I love barbecue. And let’s be clear: when I say “barbecue” I don’t mean burgers on the grill. Hell, I don’t mean anything on the grill, really. Grilling does not equal barbecuing. Both do involve fire, and both (usually) involve meat. Real ‘cue needs smoke. This is where the two part ways. And none of this really matters, because I don’t have a smoker, nor do I have the hours and hours required to properly prepare pig parts for ‘cuing.
What I do have is a slow cooker. A nice, 6-quart capacity slow cooker that I use far too rarely – until today. The corner market & butcher was having a run on pork butt (tee-hee) for a buck a pound, which made me wonder what exactly I could make with about 3 bucks worth of pig. Easy-peasy answer: pulled pork sandwiches.
You’ll need:
1 big ol’ white onion, sliced
3-4 lbs. Pork shoulder or butt (tee-hee)
So far, so good – right? Here’s where personal preference comes into play. What type of pulled pork to pick? The sweet, tangy red sauce of traditional barbecue? The mustardy, vinegar-y Carolina school of bbq? I kinda opted for both, mixed with the “what do I have in the fridge” approach.
I whisked together some cider vinegar, two teaspoons of Dijon mustard, ketchup, hot sauce, a tablespoon of brown sugar, and a touch of bottled BBQ sauce. Purists will argue that no bottled sauce should ever get near good BBQ, but since this is make-it-up-as-you-go BBQ, it should be okay.

Then I set the sauce in the fridge for the flavors to hang out and get to know each other overnight. Not much is needed, maybe a half cup of this sauce when all is said and done – it’s just to flavor the meat a bit while it cooks. And remember: No Liquid Smoke. That’s cheating.
Slice the white onion and cover the bottom of the slow cooker. This is like a bed for the pork. Any leftover onion not needed to cover the bottom I just quartered and put in around the meat. Your pork will benefit from some space – if you have a whole uncut piece of meat, give it a slice and spread it out a bit throughout the cooker. Taking the extra time to cube the meat is sometimes suggested, but I like nice long strands of pork – cutting it too much prevents that.
When the pork is in the cooker, pour your homemade sauce over the pork. Now, like the man says: set it and forget it. Anywhere from 8-12 hours on low will take care of the cooking process. Simple enough, correct? Like the title says, I’ve Never Made This Before…so the easier, the better.
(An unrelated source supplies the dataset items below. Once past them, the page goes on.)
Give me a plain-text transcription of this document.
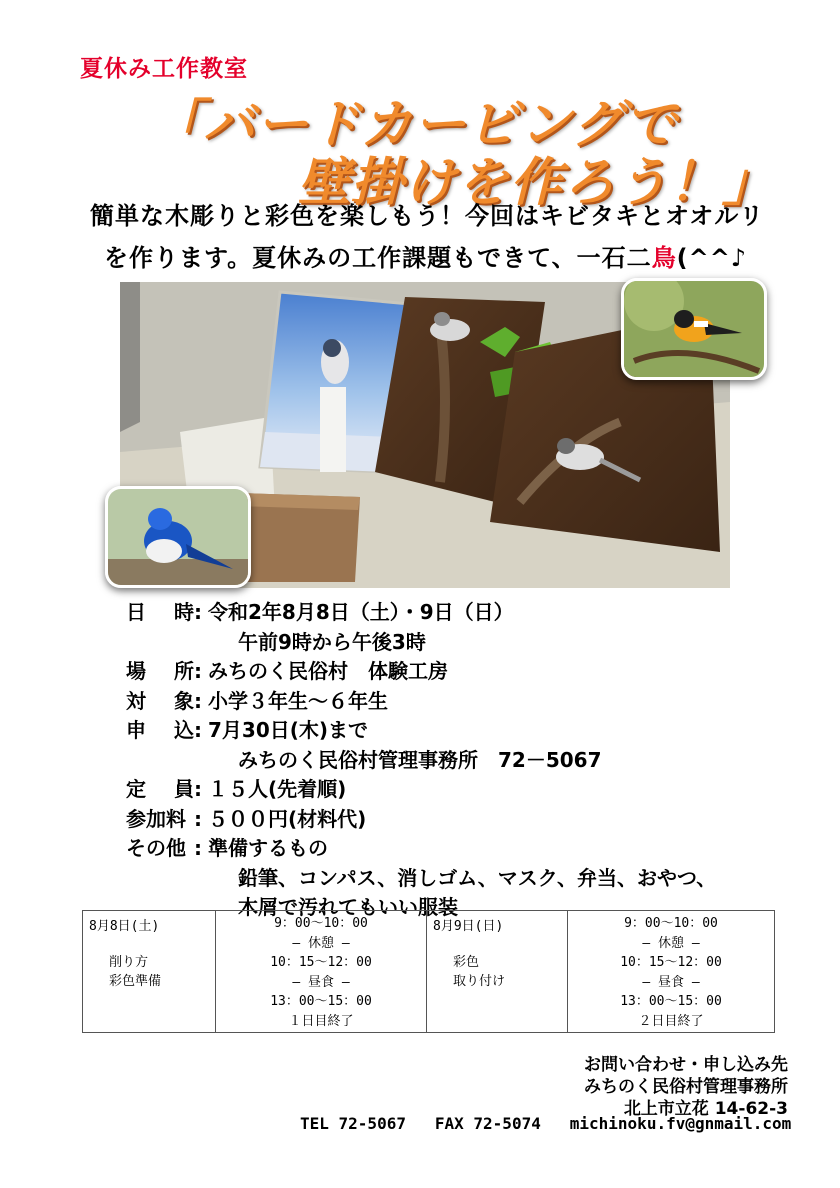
夏休み工作教室
「バードカービングで
壁掛けを作ろう！」
簡単な木彫りと彩色を楽しもう！今回はキビタキとオオルリ
を作ります。夏休みの工作課題もできて、一石二鳥(^^♪
日 時 : 令和2年8月8日（土）・9日（日）
午前9時から午後3時
場 所 : みちのく民俗村　体験工房
対 象 : 小学３年生～６年生
申 込 : 7月30日(木)まで
みちのく民俗村管理事務所　72－5067
定 員 : １５人(先着順)
参加料 : ５００円(材料代)
その他 : 準備するもの
鉛筆、コンパス、消しゴム、マスク、弁当、おやつ、
木屑で汚れてもいい服装
8月8日(土)
削り方
彩色準備

9：00～10：00
― 休憩 ―
10：15～12：00
― 昼食 ―
13：00～15：00
１日目終了

8月9日(日)
彩色
取り付け

9：00～10：00
― 休憩 ―
10：15～12：00
― 昼食 ―
13：00～15：00
２日目終了
お問い合わせ・申し込み先
みちのく民俗村管理事務所
北上市立花 14-62-3
TEL 72-5067 FAX 72-5074 michinoku.fv@gnmail.com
After cooking, remove the meat and let it rest on a cutting board. Discard the onion and juices in the bottom of the cooker. Pull apart meat with two forks and return to slow cooker. Pour in anywhere from 12-18oz. of your favorite BBQ sauce, homemade or bottled. In a perfect world, my well-smoked pulled pork wouldn’t need sauce at all – the sweet smoked meat would be all I’d need. As it is…the more sauce, the better. Give it another half hour on high to incorporate the liquid and reduce the sogginess factor.
The Verdict: Not bad. Not perfect, but again, I don’t have a smoker outside my back door. But it’s a good stopgap when one feels the need for BBQ, and if nothing else it’s cheap.